While at the same time – dual focus – it means: 2) keeping attentive to the questions: What is possible now? Where is holiness waiting to be enacted now? What is our responsibility today?
And keeping that dual focus means, lastly, resisting Jewish voices that focus relentlessly on the past – and, in particular, what has happened to us, our Jewish suffering; resisting voices haunted by, in thrall to, Jewish victimhood.
It means resisting backing into the future, walking backwards with eyes glued to what has already happened, whether it is in ghettoes or pogroms or Germany in the 1930s. That backward-looking orientation is a hopeless stance. Literally. It’s actually the abandonment of the Judaic vision of hopefulness, the vision of us having a religious and spiritual purpose.
And I refuse - intellectually, emotionally, spiritually - to submit to that backward-oriented anti-vision.

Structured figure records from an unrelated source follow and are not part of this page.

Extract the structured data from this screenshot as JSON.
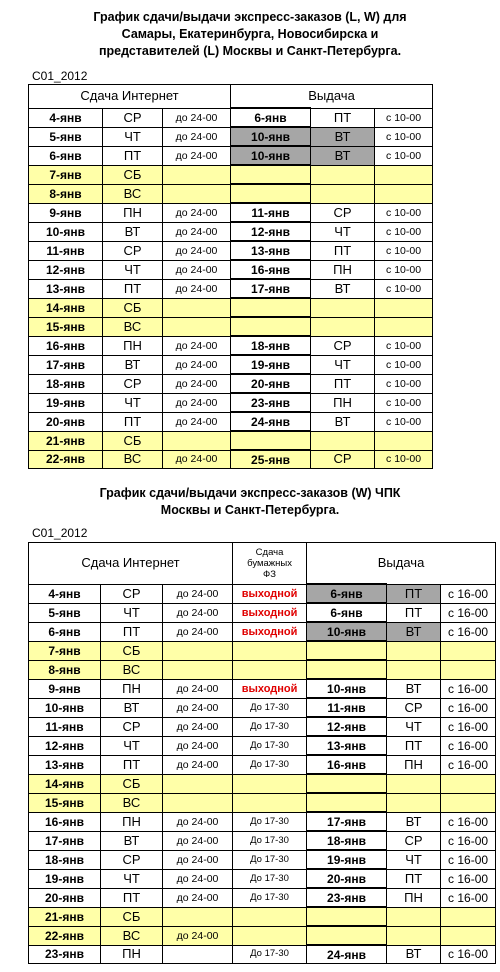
{
  "section1": {
    "title_line1": "График сдачи/выдачи экспресс-заказов (L, W) для",
    "title_line2": "Самары, Екатеринбурга, Новосибирска и",
    "title_line3": "представителей (L) Москвы и Санкт-Петербурга.",
    "code": "С01_2012",
    "header_submit": "Сдача Интернет",
    "header_issue": "Выдача",
    "rows": [
      {
        "date": "4-янв",
        "day": "СР",
        "time": "до 24-00",
        "idate": "6-янв",
        "iday": "ПТ",
        "itime": "с 10-00"
      },
      {
        "date": "5-янв",
        "day": "ЧТ",
        "time": "до 24-00",
        "idate": "10-янв",
        "iday": "ВТ",
        "itime": "с 10-00"
      },
      {
        "date": "6-янв",
        "day": "ПТ",
        "time": "до 24-00",
        "idate": "10-янв",
        "iday": "ВТ",
        "itime": "с 10-00"
      },
      {
        "date": "7-янв",
        "day": "СБ"
      },
      {
        "date": "8-янв",
        "day": "ВС"
      },
      {
        "date": "9-янв",
        "day": "ПН",
        "time": "до 24-00",
        "idate": "11-янв",
        "iday": "СР",
        "itime": "с 10-00"
      },
      {
        "date": "10-янв",
        "day": "ВТ",
        "time": "до 24-00",
        "idate": "12-янв",
        "iday": "ЧТ",
        "itime": "с 10-00"
      },
      {
        "date": "11-янв",
        "day": "СР",
        "time": "до 24-00",
        "idate": "13-янв",
        "iday": "ПТ",
        "itime": "с 10-00"
      },
      {
        "date": "12-янв",
        "day": "ЧТ",
        "time": "до 24-00",
        "idate": "16-янв",
        "iday": "ПН",
        "itime": "с 10-00"
      },
      {
        "date": "13-янв",
        "day": "ПТ",
        "time": "до 24-00",
        "idate": "17-янв",
        "iday": "ВТ",
        "itime": "с 10-00"
      },
      {
        "date": "14-янв",
        "day": "СБ"
      },
      {
        "date": "15-янв",
        "day": "ВС"
      },
      {
        "date": "16-янв",
        "day": "ПН",
        "time": "до 24-00",
        "idate": "18-янв",
        "iday": "СР",
        "itime": "с 10-00"
      },
      {
        "date": "17-янв",
        "day": "ВТ",
        "time": "до 24-00",
        "idate": "19-янв",
        "iday": "ЧТ",
        "itime": "с 10-00"
      },
      {
        "date": "18-янв",
        "day": "СР",
        "time": "до 24-00",
        "idate": "20-янв",
        "iday": "ПТ",
        "itime": "с 10-00"
      },
      {
        "date": "19-янв",
        "day": "ЧТ",
        "time": "до 24-00",
        "idate": "23-янв",
        "iday": "ПН",
        "itime": "с 10-00"
      },
      {
        "date": "20-янв",
        "day": "ПТ",
        "time": "до 24-00",
        "idate": "24-янв",
        "iday": "ВТ",
        "itime": "с 10-00"
      },
      {
        "date": "21-янв",
        "day": "СБ"
      },
      {
        "date": "22-янв",
        "day": "ВС",
        "time": "до 24-00",
        "idate": "25-янв",
        "iday": "СР",
        "itime": "с 10-00"
      }
    ]
  },
  "section2": {
    "title_line1": "График сдачи/выдачи экспресс-заказов (W) ЧПК",
    "title_line2": "Москвы и Санкт-Петербурга.",
    "code": "С01_2012",
    "header_submit": "Сдача Интернет",
    "header_paper_line1": "Сдача",
    "header_paper_line2": "бумажных",
    "header_paper_line3": "ФЗ",
    "header_issue": "Выдача",
    "rows": [
      {
        "date": "4-янв",
        "day": "СР",
        "time": "до 24-00",
        "paper": "выходной",
        "idate": "6-янв",
        "iday": "ПТ",
        "itime": "с 16-00"
      },
      {
        "date": "5-янв",
        "day": "ЧТ",
        "time": "до 24-00",
        "paper": "выходной",
        "idate": "6-янв",
        "iday": "ПТ",
        "itime": "с 16-00"
      },
      {
        "date": "6-янв",
        "day": "ПТ",
        "time": "до 24-00",
        "paper": "выходной",
        "idate": "10-янв",
        "iday": "ВТ",
        "itime": "с 16-00"
      },
      {
        "date": "7-янв",
        "day": "СБ"
      },
      {
        "date": "8-янв",
        "day": "ВС"
      },
      {
        "date": "9-янв",
        "day": "ПН",
        "time": "до 24-00",
        "paper": "выходной",
        "idate": "10-янв",
        "iday": "ВТ",
        "itime": "с 16-00"
      },
      {
        "date": "10-янв",
        "day": "ВТ",
        "time": "до 24-00",
        "paper": "До 17-30",
        "idate": "11-янв",
        "iday": "СР",
        "itime": "с 16-00"
      },
      {
        "date": "11-янв",
        "day": "СР",
        "time": "до 24-00",
        "paper": "До 17-30",
        "idate": "12-янв",
        "iday": "ЧТ",
        "itime": "с 16-00"
      },
      {
        "date": "12-янв",
        "day": "ЧТ",
        "time": "до 24-00",
        "paper": "До 17-30",
        "idate": "13-янв",
        "iday": "ПТ",
        "itime": "с 16-00"
      },
      {
        "date": "13-янв",
        "day": "ПТ",
        "time": "до 24-00",
        "paper": "До 17-30",
        "idate": "16-янв",
        "iday": "ПН",
        "itime": "с 16-00"
      },
      {
        "date": "14-янв",
        "day": "СБ"
      },
      {
        "date": "15-янв",
        "day": "ВС"
      },
      {
        "date": "16-янв",
        "day": "ПН",
        "time": "до 24-00",
        "paper": "До 17-30",
        "idate": "17-янв",
        "iday": "ВТ",
        "itime": "с 16-00"
      },
      {
        "date": "17-янв",
        "day": "ВТ",
        "time": "до 24-00",
        "paper": "До 17-30",
        "idate": "18-янв",
        "iday": "СР",
        "itime": "с 16-00"
      },
      {
        "date": "18-янв",
        "day": "СР",
        "time": "до 24-00",
        "paper": "До 17-30",
        "idate": "19-янв",
        "iday": "ЧТ",
        "itime": "с 16-00"
      },
      {
        "date": "19-янв",
        "day": "ЧТ",
        "time": "до 24-00",
        "paper": "До 17-30",
        "idate": "20-янв",
        "iday": "ПТ",
        "itime": "с 16-00"
      },
      {
        "date": "20-янв",
        "day": "ПТ",
        "time": "до 24-00",
        "paper": "До 17-30",
        "idate": "23-янв",
        "iday": "ПН",
        "itime": "с 16-00"
      },
      {
        "date": "21-янв",
        "day": "СБ"
      },
      {
        "date": "22-янв",
        "day": "ВС",
        "time": "до 24-00"
      },
      {
        "date": "23-янв",
        "day": "ПН",
        "paper": "До 17-30",
        "idate": "24-янв",
        "iday": "ВТ",
        "itime": "с 16-00"
      }
    ]
  },
  "colors": {
    "weekend_fill": "#ffffa8",
    "highlight_fill": "#a6a6a6",
    "day_off_text": "#e00000"
  }
}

That’s me, being British and Jewish, 2018”
Perhaps needless to say, not everyone in the audience was sympathetic to my remarks. But perhaps my favourite response was from a guest who said that he’d felt his hackles rise as I spoke, and that I was “living in a dream world”. Yes, I thought, someone has to do that. Someone has to keep alive the dream, the vision, of what it means to be Jewish, what the inner core of our being-in-the-world is all about. That’s what I thought - so that’s what I said.
I’m never sure how useful these kind of events are. At their worst, they are angry and polarising; there’s a breakdown of any meaningful communication, with people talking across each other - or bombarding each other - from within their own silos. At their best, they can offer new perspectives, or at least a small space for reflection, a space to hold up to the light our own precious opinions, attitudes and views, and see their flaws and limitations as well as their strengths. In an increasingly fractured and fractious world, we need such spaces for reflection, as many as we can find.